Alistair wished that people would stop referring to Flora as his sister; even if - thanks to the taint they both bore - it was partly true.

"You don't need to- "

"You saved my life in that battle," she continued, voice strengthening as she warmed to her subject. "Despite our shared history. And you took the blow for Connor that would surely have killed him."

"I never bore any ill feeling towards your son," Alistair said softly, and realised that it was true; even though the boy's birth had led to his own expulsion from Redcliffe. "And what happened in the past - it doesn't matter anymore."

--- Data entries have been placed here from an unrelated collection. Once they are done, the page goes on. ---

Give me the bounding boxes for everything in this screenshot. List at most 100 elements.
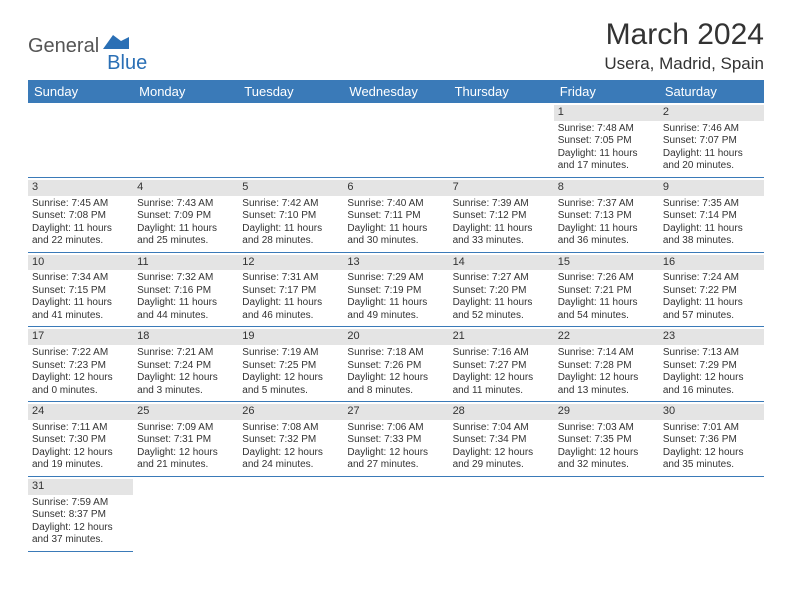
cell-line: Sunrise: 7:21 AM — [137, 347, 234, 360]
calendar-cell — [554, 476, 659, 551]
cell-line: Sunrise: 7:18 AM — [347, 347, 444, 360]
cell-line: Sunrise: 7:11 AM — [32, 422, 129, 435]
calendar-cell — [133, 476, 238, 551]
cell-line: Daylight: 12 hours — [558, 372, 655, 385]
cell-line: Sunrise: 7:39 AM — [453, 198, 550, 211]
calendar-row: 31Sunrise: 7:59 AMSunset: 8:37 PMDayligh… — [28, 476, 764, 551]
calendar-cell: 28Sunrise: 7:04 AMSunset: 7:34 PMDayligh… — [449, 402, 554, 477]
cell-line: and 52 minutes. — [453, 310, 550, 323]
cell-line: and 49 minutes. — [347, 310, 444, 323]
cell-line: Daylight: 12 hours — [453, 447, 550, 460]
day-number: 21 — [449, 329, 554, 345]
cell-line: and 57 minutes. — [663, 310, 760, 323]
day-number: 10 — [28, 255, 133, 271]
weekday-header: Thursday — [449, 80, 554, 103]
calendar-cell: 25Sunrise: 7:09 AMSunset: 7:31 PMDayligh… — [133, 402, 238, 477]
day-number: 30 — [659, 404, 764, 420]
calendar-cell: 1Sunrise: 7:48 AMSunset: 7:05 PMDaylight… — [554, 103, 659, 177]
cell-line: Sunset: 7:21 PM — [558, 285, 655, 298]
day-number: 11 — [133, 255, 238, 271]
cell-line: Daylight: 11 hours — [32, 297, 129, 310]
day-number: 22 — [554, 329, 659, 345]
cell-line: Sunset: 7:16 PM — [137, 285, 234, 298]
logo-text-blue: Blue — [107, 52, 147, 75]
cell-line: Sunset: 7:36 PM — [663, 434, 760, 447]
cell-line: Sunset: 8:37 PM — [32, 509, 129, 522]
cell-line: Sunrise: 7:26 AM — [558, 272, 655, 285]
cell-line: Sunset: 7:26 PM — [347, 360, 444, 373]
calendar-cell: 7Sunrise: 7:39 AMSunset: 7:12 PMDaylight… — [449, 177, 554, 252]
weekday-header: Friday — [554, 80, 659, 103]
day-number: 16 — [659, 255, 764, 271]
cell-line: and 29 minutes. — [453, 459, 550, 472]
calendar-cell: 15Sunrise: 7:26 AMSunset: 7:21 PMDayligh… — [554, 252, 659, 327]
weekday-header-row: SundayMondayTuesdayWednesdayThursdayFrid… — [28, 80, 764, 103]
calendar-cell: 21Sunrise: 7:16 AMSunset: 7:27 PMDayligh… — [449, 327, 554, 402]
cell-line: Sunrise: 7:29 AM — [347, 272, 444, 285]
cell-line: Sunrise: 7:31 AM — [242, 272, 339, 285]
calendar-cell: 31Sunrise: 7:59 AMSunset: 8:37 PMDayligh… — [28, 476, 133, 551]
cell-line: and 21 minutes. — [137, 459, 234, 472]
cell-line: and 3 minutes. — [137, 385, 234, 398]
cell-line: Sunset: 7:30 PM — [32, 434, 129, 447]
calendar-cell: 30Sunrise: 7:01 AMSunset: 7:36 PMDayligh… — [659, 402, 764, 477]
calendar-cell — [133, 103, 238, 177]
calendar-cell: 8Sunrise: 7:37 AMSunset: 7:13 PMDaylight… — [554, 177, 659, 252]
cell-line: and 38 minutes. — [663, 235, 760, 248]
cell-line: Daylight: 11 hours — [32, 223, 129, 236]
cell-line: Sunset: 7:08 PM — [32, 210, 129, 223]
cell-line: Sunrise: 7:03 AM — [558, 422, 655, 435]
cell-line: and 0 minutes. — [32, 385, 129, 398]
cell-line: Sunset: 7:10 PM — [242, 210, 339, 223]
cell-line: and 54 minutes. — [558, 310, 655, 323]
calendar-cell: 14Sunrise: 7:27 AMSunset: 7:20 PMDayligh… — [449, 252, 554, 327]
cell-line: Daylight: 12 hours — [347, 447, 444, 460]
calendar-cell: 16Sunrise: 7:24 AMSunset: 7:22 PMDayligh… — [659, 252, 764, 327]
day-number: 2 — [659, 105, 764, 121]
cell-line: Sunset: 7:23 PM — [32, 360, 129, 373]
cell-line: Sunset: 7:32 PM — [242, 434, 339, 447]
cell-line: Daylight: 12 hours — [137, 372, 234, 385]
cell-line: Sunset: 7:33 PM — [347, 434, 444, 447]
day-number: 24 — [28, 404, 133, 420]
cell-line: Daylight: 11 hours — [663, 297, 760, 310]
location-text: Usera, Madrid, Spain — [604, 54, 764, 74]
cell-line: Sunrise: 7:24 AM — [663, 272, 760, 285]
title-block: March 2024 Usera, Madrid, Spain — [604, 18, 764, 74]
calendar-cell: 26Sunrise: 7:08 AMSunset: 7:32 PMDayligh… — [238, 402, 343, 477]
day-number: 29 — [554, 404, 659, 420]
cell-line: Sunset: 7:35 PM — [558, 434, 655, 447]
cell-line: Sunrise: 7:40 AM — [347, 198, 444, 211]
cell-line: Daylight: 11 hours — [347, 223, 444, 236]
day-number: 20 — [343, 329, 448, 345]
cell-line: Sunrise: 7:35 AM — [663, 198, 760, 211]
cell-line: Daylight: 12 hours — [242, 447, 339, 460]
page-header: General Blue March 2024 Usera, Madrid, S… — [28, 18, 764, 74]
cell-line: Sunrise: 7:06 AM — [347, 422, 444, 435]
cell-line: Sunset: 7:11 PM — [347, 210, 444, 223]
cell-line: and 46 minutes. — [242, 310, 339, 323]
day-number: 1 — [554, 105, 659, 121]
cell-line: and 32 minutes. — [558, 459, 655, 472]
calendar-cell: 23Sunrise: 7:13 AMSunset: 7:29 PMDayligh… — [659, 327, 764, 402]
calendar-cell: 6Sunrise: 7:40 AMSunset: 7:11 PMDaylight… — [343, 177, 448, 252]
cell-line: Sunset: 7:20 PM — [453, 285, 550, 298]
cell-line: Sunset: 7:09 PM — [137, 210, 234, 223]
calendar-cell: 18Sunrise: 7:21 AMSunset: 7:24 PMDayligh… — [133, 327, 238, 402]
cell-line: and 33 minutes. — [453, 235, 550, 248]
calendar-cell — [343, 103, 448, 177]
cell-line: Sunrise: 7:16 AM — [453, 347, 550, 360]
day-number: 25 — [133, 404, 238, 420]
calendar-table: SundayMondayTuesdayWednesdayThursdayFrid… — [28, 80, 764, 552]
cell-line: Sunrise: 7:34 AM — [32, 272, 129, 285]
day-number: 14 — [449, 255, 554, 271]
day-number: 3 — [28, 180, 133, 196]
calendar-cell — [238, 103, 343, 177]
weekday-header: Sunday — [28, 80, 133, 103]
calendar-cell: 19Sunrise: 7:19 AMSunset: 7:25 PMDayligh… — [238, 327, 343, 402]
cell-line: Daylight: 11 hours — [347, 297, 444, 310]
cell-line: Sunset: 7:07 PM — [663, 135, 760, 148]
cell-line: and 35 minutes. — [663, 459, 760, 472]
cell-line: Daylight: 12 hours — [663, 447, 760, 460]
cell-line: Sunset: 7:15 PM — [32, 285, 129, 298]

The arlessa continued to stare at him, her eyes wide and wondering. It was though she were seeing Alistair for the first time, or perhaps recognising what he had always been. Her gaze darted sideways, quick as a fox; he followed her eyes to a painting that hung in pride of place above the mantel. It had been created within the current Age; the oils still had a glossy veneer and the faces only a little faded. It showed a group of men clad in armour, helms beneath their elbows and crests emblazoned across their shields. They stood close, companionable; it was not a formal posing despite the high ranks of the subjects.

"Maric Theirin, King of Ferelden," Leliana said quietly and on cue, as if she had been waiting for the moment to speak her line. "Loghain Mac Tir, Teyrn of Gwaren. Leonas Bryland, Arl of South Reach. Eamon Guerrin, Arl of Redcliffe. And Bryce Cousland, Teyrn of Highever."


AN: This was such a fun chapter to write - I love writing about decaying, mouldering old grandeur! I think that originated from falling in love with the aesthetic queuing pre ride bit before the Hollywood Tower of Terror.

Ha ha ha Teagan thought that Flora was holding his hand, somewhat randomly - when she was just healing it! The only person who she holds hands with for non-healing purposes is Alistair. It also makes me laugh how Alistair is like FML stop calling Flora my sister T_T, even though he uses the reference sister-Warden all the time!

Flora definitely prefers the arl when he's all cold, grey and clammy - reminds her of a sea creature, whereas she's not that keen on a noble walking around XD

Oooh the portrait! Looking forward to getting a bit more into that next chapter :) also, I've got my quiet writing time back on my commute and I'm so happy, just one hour on a deserted train, so perfect for writing!